Ce jeu nouveau, il a été institué par une substitution métaphorique, à partir d’un jeu déjà présent. Lorsque Lévinas dit : « Rien n’est jeu. Ainsi se transcende l’être », il ne veut pas dire qu’il n’y ait pas ensuite à jouer un jeu nouveau, mais il évoque ce qui, primordialement, nous extrait du jeu ordinaire libidinal-sacrificiel. C’est vers une telle institution de jeu nouveau (jeu de langage, dit-il légitimement) que s’est dirigé finalement Wittgenstein30. Il avait commencé, dans le Tractatus, par la critique de la logique symbolique de Frege et de Russell au nom de la parole, de la proposition élémentaire comme sinnvoll, pleine de sens. Il a poursuivi en montrant que nous sommes toujours déjà pris dans un langage comme phénomène social, dans un langage qui est jeu. Il en vient, au XI° chapitre de la II° partie des Recherches philosophiques, à envisager ce que j’ai appelé l’« institution d’un jeu de langage », en soulignant la portée de deux opérations de langage où l’on peut retrouver, me semble-t-il, ce que Lacan désigne comme métonymie et métaphore, celle-là détournant du jeu ordinaire et rappelant le jeu essentiel, celle-ci établissant dans ce jeu. Wittgenstein avait évoqué pour commencer ce chapitre « deux emplois du mot « voir » », « voir telle chose » et « voir une ressemblance entre deux visages » — vision d’une chose, vision d’un aspect de cette chose.

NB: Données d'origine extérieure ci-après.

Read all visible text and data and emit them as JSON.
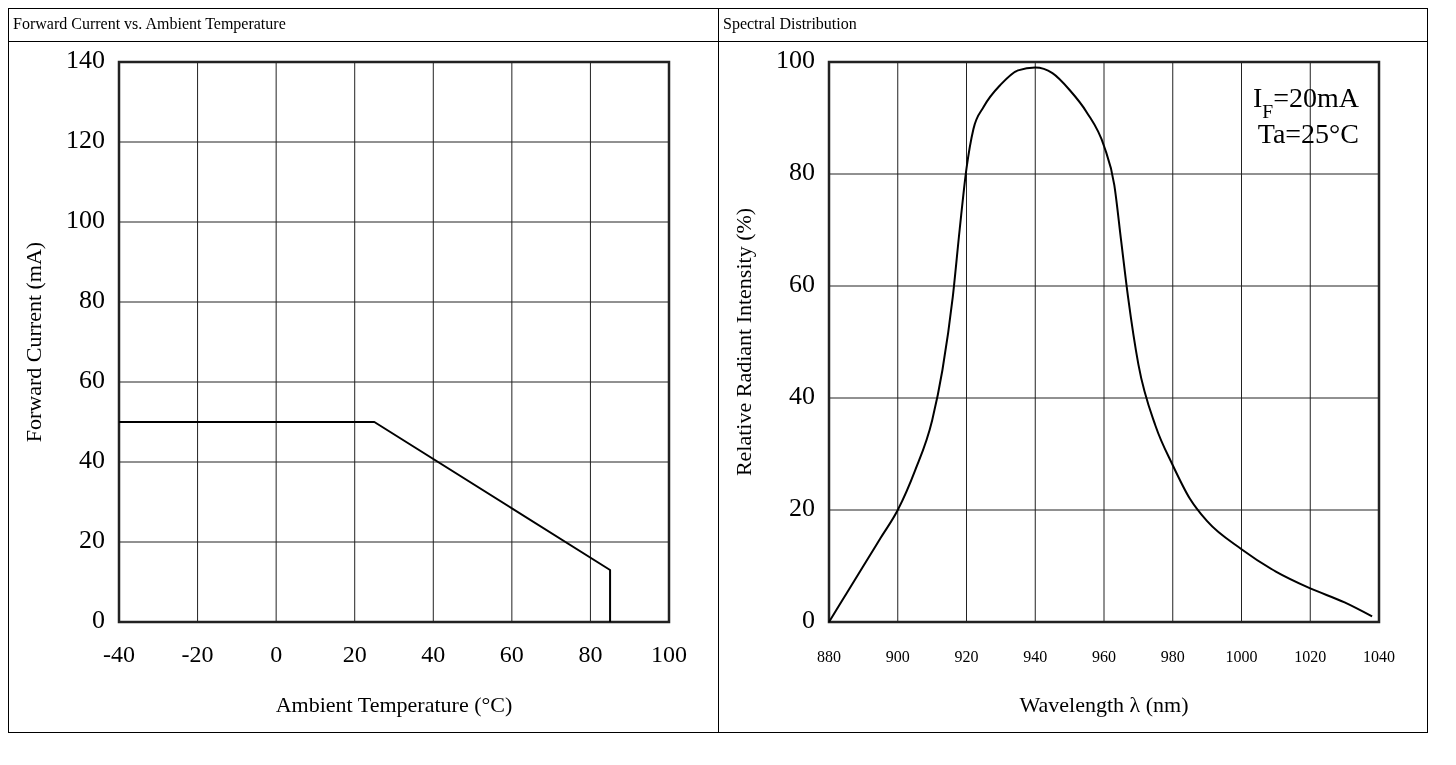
{
  "chart_data": [
    {
      "type": "line",
      "title": "Forward Current vs. Ambient Temperature",
      "xlabel": "Ambient Temperature (°C)",
      "ylabel": "Forward Current (mA)",
      "xlim": [
        -40,
        100
      ],
      "xticks": [
        -40,
        -20,
        0,
        20,
        40,
        60,
        80,
        100
      ],
      "ylim": [
        0,
        140
      ],
      "yticks": [
        0,
        20,
        40,
        60,
        80,
        100,
        120,
        140
      ],
      "grid": true,
      "series": [
        {
          "color": "#000000",
          "x": [
            -40,
            25,
            85,
            85
          ],
          "values": [
            50,
            50,
            13,
            0
          ]
        }
      ]
    },
    {
      "type": "line",
      "title": "Spectral Distribution",
      "xlabel": "Wavelength λ (nm)",
      "ylabel": "Relative Radiant Intensity (%)",
      "xlim": [
        880,
        1040
      ],
      "xticks": [
        880,
        900,
        920,
        940,
        960,
        980,
        1000,
        1020,
        1040
      ],
      "ylim": [
        0,
        100
      ],
      "yticks": [
        0,
        20,
        40,
        60,
        80,
        100
      ],
      "grid": true,
      "annotations": [
        "I$_{F}$=20mA",
        "Ta=25°C"
      ],
      "series": [
        {
          "color": "#000000",
          "x": [
            880,
            885,
            890,
            895,
            900,
            905,
            910,
            913,
            916,
            918,
            920,
            922,
            925,
            930,
            935,
            940,
            945,
            950,
            955,
            960,
            963,
            965,
            967,
            970,
            975,
            980,
            985,
            990,
            1000,
            1010,
            1020,
            1030,
            1038
          ],
          "values": [
            0,
            5,
            10,
            15,
            20,
            27,
            36,
            45,
            58,
            70,
            81,
            88,
            92,
            96,
            98.5,
            99,
            98,
            95,
            91,
            85,
            78,
            68,
            58,
            46,
            35,
            28,
            22,
            18,
            13,
            9,
            6,
            3.5,
            1
          ]
        }
      ]
    }
  ]
}
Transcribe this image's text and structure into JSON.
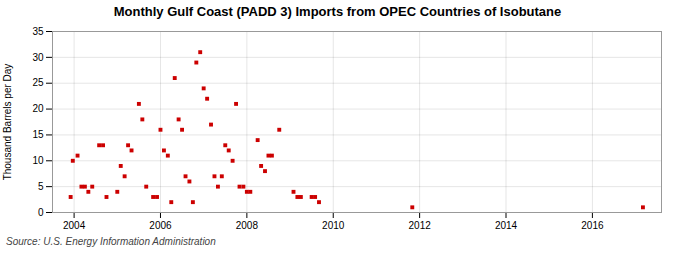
{
  "chart_data": {
    "type": "scatter",
    "title": "Monthly Gulf Coast (PADD 3) Imports from OPEC Countries of Isobutane",
    "ylabel": "Thousand Barrels per Day",
    "source": "Source: U.S. Energy Information Administration",
    "color": "#cc0000",
    "marker": "square",
    "grid": true,
    "xlim": [
      2003.5,
      2017.6
    ],
    "xticks": [
      2004,
      2006,
      2008,
      2010,
      2012,
      2014,
      2016
    ],
    "ylim": [
      0,
      35
    ],
    "yticks": [
      0,
      5,
      10,
      15,
      20,
      25,
      30,
      35
    ],
    "x": [
      2003.92,
      2003.97,
      2004.08,
      2004.17,
      2004.25,
      2004.33,
      2004.42,
      2004.58,
      2004.67,
      2004.75,
      2005.0,
      2005.08,
      2005.17,
      2005.25,
      2005.33,
      2005.5,
      2005.58,
      2005.67,
      2005.83,
      2005.92,
      2006.0,
      2006.08,
      2006.17,
      2006.25,
      2006.33,
      2006.42,
      2006.5,
      2006.58,
      2006.67,
      2006.75,
      2006.83,
      2006.92,
      2007.0,
      2007.08,
      2007.17,
      2007.25,
      2007.33,
      2007.42,
      2007.5,
      2007.58,
      2007.67,
      2007.75,
      2007.83,
      2007.92,
      2008.0,
      2008.08,
      2008.25,
      2008.33,
      2008.42,
      2008.5,
      2008.58,
      2008.75,
      2009.08,
      2009.17,
      2009.25,
      2009.5,
      2009.58,
      2009.67,
      2011.83,
      2017.17
    ],
    "values": [
      3,
      10,
      11,
      5,
      5,
      4,
      5,
      13,
      13,
      3,
      4,
      9,
      7,
      13,
      12,
      21,
      18,
      5,
      3,
      3,
      16,
      12,
      11,
      2,
      26,
      18,
      16,
      7,
      6,
      2,
      29,
      31,
      24,
      22,
      17,
      7,
      5,
      7,
      13,
      12,
      10,
      21,
      5,
      5,
      4,
      4,
      14,
      9,
      8,
      11,
      11,
      16,
      4,
      3,
      3,
      3,
      3,
      2,
      1,
      1
    ]
  }
}
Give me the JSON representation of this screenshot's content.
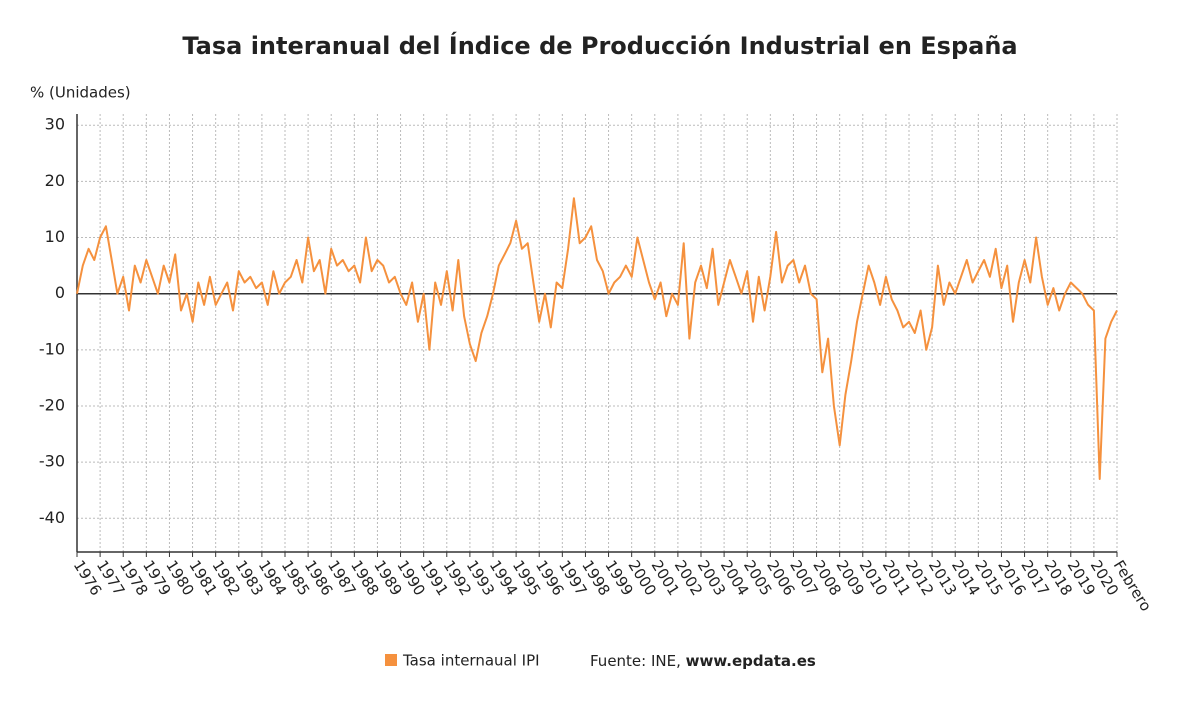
{
  "chart_data": {
    "type": "line",
    "title": "Tasa interanual del Índice de Producción Industrial en España",
    "y_label": "% (Unidades)",
    "source_prefix": "Fuente: INE,",
    "source_site": "www.epdata.es",
    "categories": [
      "1976",
      null,
      null,
      null,
      "1977",
      null,
      null,
      null,
      "1978",
      null,
      null,
      null,
      "1979",
      null,
      null,
      null,
      "1980",
      null,
      null,
      null,
      "1981",
      null,
      null,
      null,
      "1982",
      null,
      null,
      null,
      "1983",
      null,
      null,
      null,
      "1984",
      null,
      null,
      null,
      "1985",
      null,
      null,
      null,
      "1986",
      null,
      null,
      null,
      "1987",
      null,
      null,
      null,
      "1988",
      null,
      null,
      null,
      "1989",
      null,
      null,
      null,
      "1990",
      null,
      null,
      null,
      "1991",
      null,
      null,
      null,
      "1992",
      null,
      null,
      null,
      "1993",
      null,
      null,
      null,
      "1994",
      null,
      null,
      null,
      "1995",
      null,
      null,
      null,
      "1996",
      null,
      null,
      null,
      "1997",
      null,
      null,
      null,
      "1998",
      null,
      null,
      null,
      "1999",
      null,
      null,
      null,
      "2000",
      null,
      null,
      null,
      "2001",
      null,
      null,
      null,
      "2002",
      null,
      null,
      null,
      "2003",
      null,
      null,
      null,
      "2004",
      null,
      null,
      null,
      "2005",
      null,
      null,
      null,
      "2006",
      null,
      null,
      null,
      "2007",
      null,
      null,
      null,
      "2008",
      null,
      null,
      null,
      "2009",
      null,
      null,
      null,
      "2010",
      null,
      null,
      null,
      "2011",
      null,
      null,
      null,
      "2012",
      null,
      null,
      null,
      "2013",
      null,
      null,
      null,
      "2014",
      null,
      null,
      null,
      "2015",
      null,
      null,
      null,
      "2016",
      null,
      null,
      null,
      "2017",
      null,
      null,
      null,
      "2018",
      null,
      null,
      null,
      "2019",
      null,
      null,
      null,
      "2020",
      null,
      null,
      null,
      "Febrero"
    ],
    "series": [
      {
        "name": "Tasa internaual IPI",
        "color": "#f5913e",
        "values": [
          0,
          5,
          8,
          6,
          10,
          12,
          6,
          0,
          3,
          -3,
          5,
          2,
          6,
          3,
          0,
          5,
          2,
          7,
          -3,
          0,
          -5,
          2,
          -2,
          3,
          -2,
          0,
          2,
          -3,
          4,
          2,
          3,
          1,
          2,
          -2,
          4,
          0,
          2,
          3,
          6,
          2,
          10,
          4,
          6,
          0,
          8,
          5,
          6,
          4,
          5,
          2,
          10,
          4,
          6,
          5,
          2,
          3,
          0,
          -2,
          2,
          -5,
          0,
          -10,
          2,
          -2,
          4,
          -3,
          6,
          -4,
          -9,
          -12,
          -7,
          -4,
          0,
          5,
          7,
          9,
          13,
          8,
          9,
          2,
          -5,
          0,
          -6,
          2,
          1,
          8,
          17,
          9,
          10,
          12,
          6,
          4,
          0,
          2,
          3,
          5,
          3,
          10,
          6,
          2,
          -1,
          2,
          -4,
          0,
          -2,
          9,
          -8,
          2,
          5,
          1,
          8,
          -2,
          2,
          6,
          3,
          0,
          4,
          -5,
          3,
          -3,
          3,
          11,
          2,
          5,
          6,
          2,
          5,
          0,
          -1,
          -14,
          -8,
          -20,
          -27,
          -18,
          -12,
          -5,
          0,
          5,
          2,
          -2,
          3,
          -1,
          -3,
          -6,
          -5,
          -7,
          -3,
          -10,
          -6,
          5,
          -2,
          2,
          0,
          3,
          6,
          2,
          4,
          6,
          3,
          8,
          1,
          5,
          -5,
          2,
          6,
          2,
          10,
          3,
          -2,
          1,
          -3,
          0,
          2,
          1,
          0,
          -2,
          -3,
          -33,
          -8,
          -5,
          -3
        ]
      }
    ],
    "ylim": [
      -46,
      32
    ],
    "yticks": [
      -40,
      -30,
      -20,
      -10,
      0,
      10,
      20,
      30
    ],
    "grid": true,
    "legend": "bottom"
  }
}
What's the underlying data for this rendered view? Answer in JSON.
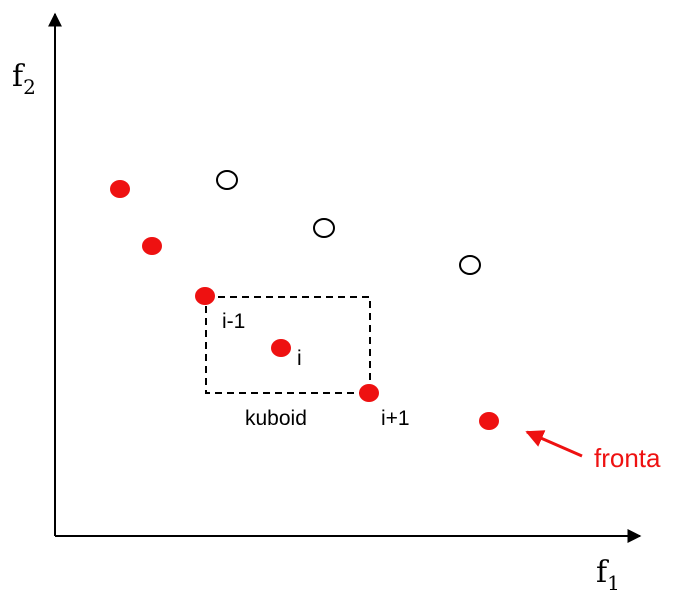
{
  "axes": {
    "x_label": {
      "main": "f",
      "sub": "1"
    },
    "y_label": {
      "main": "f",
      "sub": "2"
    }
  },
  "labels": {
    "prev": "i-1",
    "current": "i",
    "next": "i+1",
    "box": "kuboid",
    "front": "fronta"
  },
  "colors": {
    "front_points": "#ee1111",
    "dominated_stroke": "#000000",
    "front_label": "#ee1111",
    "axis": "#000000"
  }
}
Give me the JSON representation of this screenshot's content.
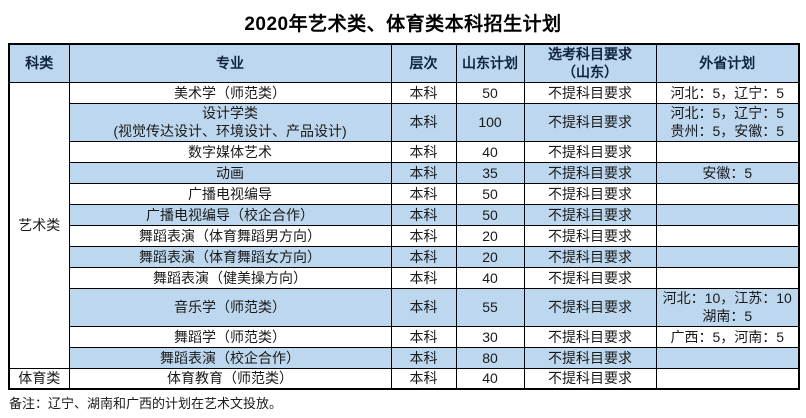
{
  "title": "2020年艺术类、体育类本科招生计划",
  "colors": {
    "header_and_band_blue": "#bdd7ee",
    "border": "#000000",
    "background": "#ffffff",
    "text": "#1a1a1a"
  },
  "table": {
    "headers": [
      "科类",
      "专业",
      "层次",
      "山东计划",
      "选考科目要求\n（山东）",
      "外省计划"
    ],
    "rows": [
      {
        "category": {
          "label": "艺术类",
          "rowspan": 12
        },
        "major": "美术学（师范类）",
        "level": "本科",
        "shandong": "50",
        "subject": "不提科目要求",
        "other": "河北：5，辽宁：5",
        "shaded": false
      },
      {
        "major": "设计学类\n(视觉传达设计、环境设计、产品设计)",
        "level": "本科",
        "shandong": "100",
        "subject": "不提科目要求",
        "other": "河北：5，辽宁：5\n贵州：5，安徽：5",
        "shaded": true
      },
      {
        "major": "数字媒体艺术",
        "level": "本科",
        "shandong": "40",
        "subject": "不提科目要求",
        "other": "",
        "shaded": false
      },
      {
        "major": "动画",
        "level": "本科",
        "shandong": "35",
        "subject": "不提科目要求",
        "other": "安徽：5",
        "shaded": true
      },
      {
        "major": "广播电视编导",
        "level": "本科",
        "shandong": "50",
        "subject": "不提科目要求",
        "other": "",
        "shaded": false
      },
      {
        "major": "广播电视编导（校企合作）",
        "level": "本科",
        "shandong": "50",
        "subject": "不提科目要求",
        "other": "",
        "shaded": true
      },
      {
        "major": "舞蹈表演（体育舞蹈男方向）",
        "level": "本科",
        "shandong": "20",
        "subject": "不提科目要求",
        "other": "",
        "shaded": false
      },
      {
        "major": "舞蹈表演（体育舞蹈女方向）",
        "level": "本科",
        "shandong": "20",
        "subject": "不提科目要求",
        "other": "",
        "shaded": true
      },
      {
        "major": "舞蹈表演（健美操方向）",
        "level": "本科",
        "shandong": "40",
        "subject": "不提科目要求",
        "other": "",
        "shaded": false
      },
      {
        "major": "音乐学（师范类）",
        "level": "本科",
        "shandong": "55",
        "subject": "不提科目要求",
        "other": "河北：10，江苏：10\n湖南：5",
        "shaded": true
      },
      {
        "major": "舞蹈学（师范类）",
        "level": "本科",
        "shandong": "30",
        "subject": "不提科目要求",
        "other": "广西：5，河南：5",
        "shaded": false
      },
      {
        "major": "舞蹈表演（校企合作）",
        "level": "本科",
        "shandong": "80",
        "subject": "不提科目要求",
        "other": "",
        "shaded": true
      },
      {
        "category": {
          "label": "体育类",
          "rowspan": 1
        },
        "major": "体育教育（师范类）",
        "level": "本科",
        "shandong": "40",
        "subject": "不提科目要求",
        "other": "",
        "shaded": false
      }
    ]
  },
  "note": "备注：辽宁、湖南和广西的计划在艺术文投放。"
}
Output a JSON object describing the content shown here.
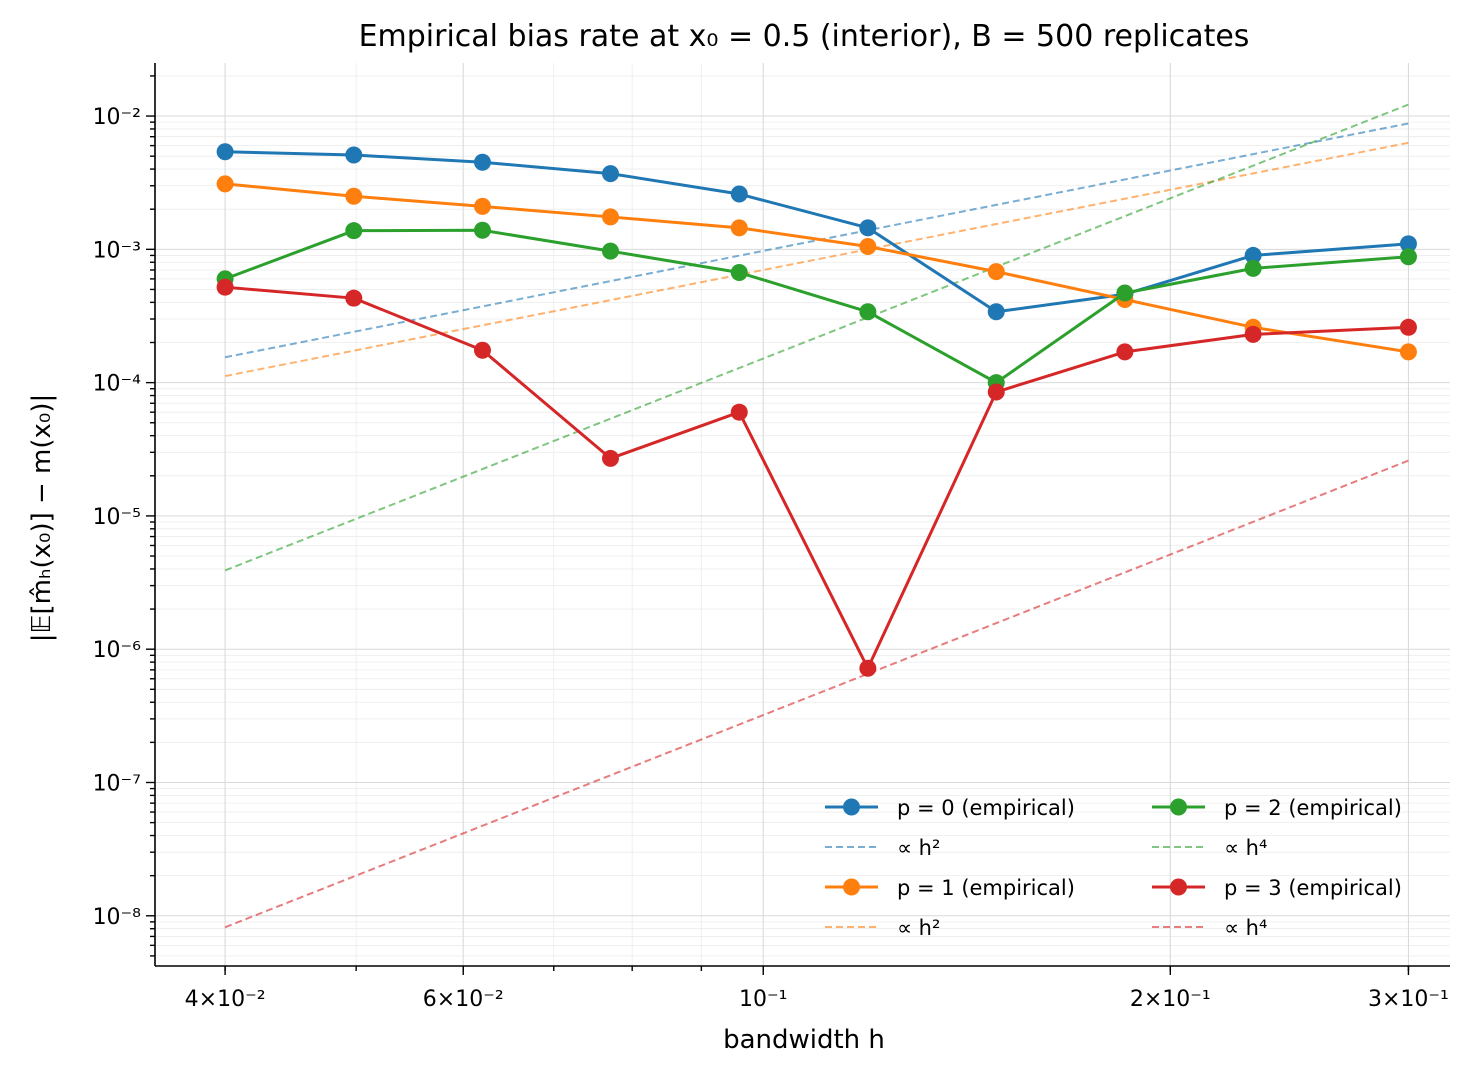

Peu après, il avance : « L’importance de ce concept « être aveugle à l’aspect » [ou « être sensible à l’aspect »] réside dans l’articulation des concepts de « vision d’un aspect » et d’ »expérience vécue de la signification d’un mot » ». De ce dernier « concept », il dit que c’est l’épreuve qu’on fait que le mot se remplit de sa signification, que le mot, formulons-le autrement, devient « signifiant ». Il évoque un texte qu’on lit avec expression, en y mettant le ton, avec une intention d’image. Je n’en dis pas plus. Cela correspond exactement à ce que Lacan présente plus formellement comme la substitution métaphorique (Lacan parle à ce propos d’un « effet de signification qui est de poésie ou de création »). C’est ce que le psychanalyste rappelle au patient. C’est le jeu que celui-ci a à rejouer en en payant enfin franchement le prix.

Je dirai pour conclure que ce jeu est un savoir, à reconstituer sans cesse — ce que Lacan envisage quand il dit que la fin de l’analyse, c’est « savoir y faire avec son symptôme ». Les grandes lignes de ce savoir propre à chacun sont données par le discours psychanalytique. Les plus générales, éthiques certes, mais surtout politiques et historiques, relèvent, elles, du discours philosophique, dont le savoir est lui-même métaphorique — ce qu’Adorno voit bien chez Heidegger, mais qu’il lui reproche illusoirement. J’ai essayé de présenter les concepts fondamentaux de l’être, du concept et de la raison comme eux-mêmes des métaphores31. Le point de concours avec la philosophie analytique est l’analyse du langage — mais, avec Wittgenstein, pour y trouver le surgissement irréductible de l’existant.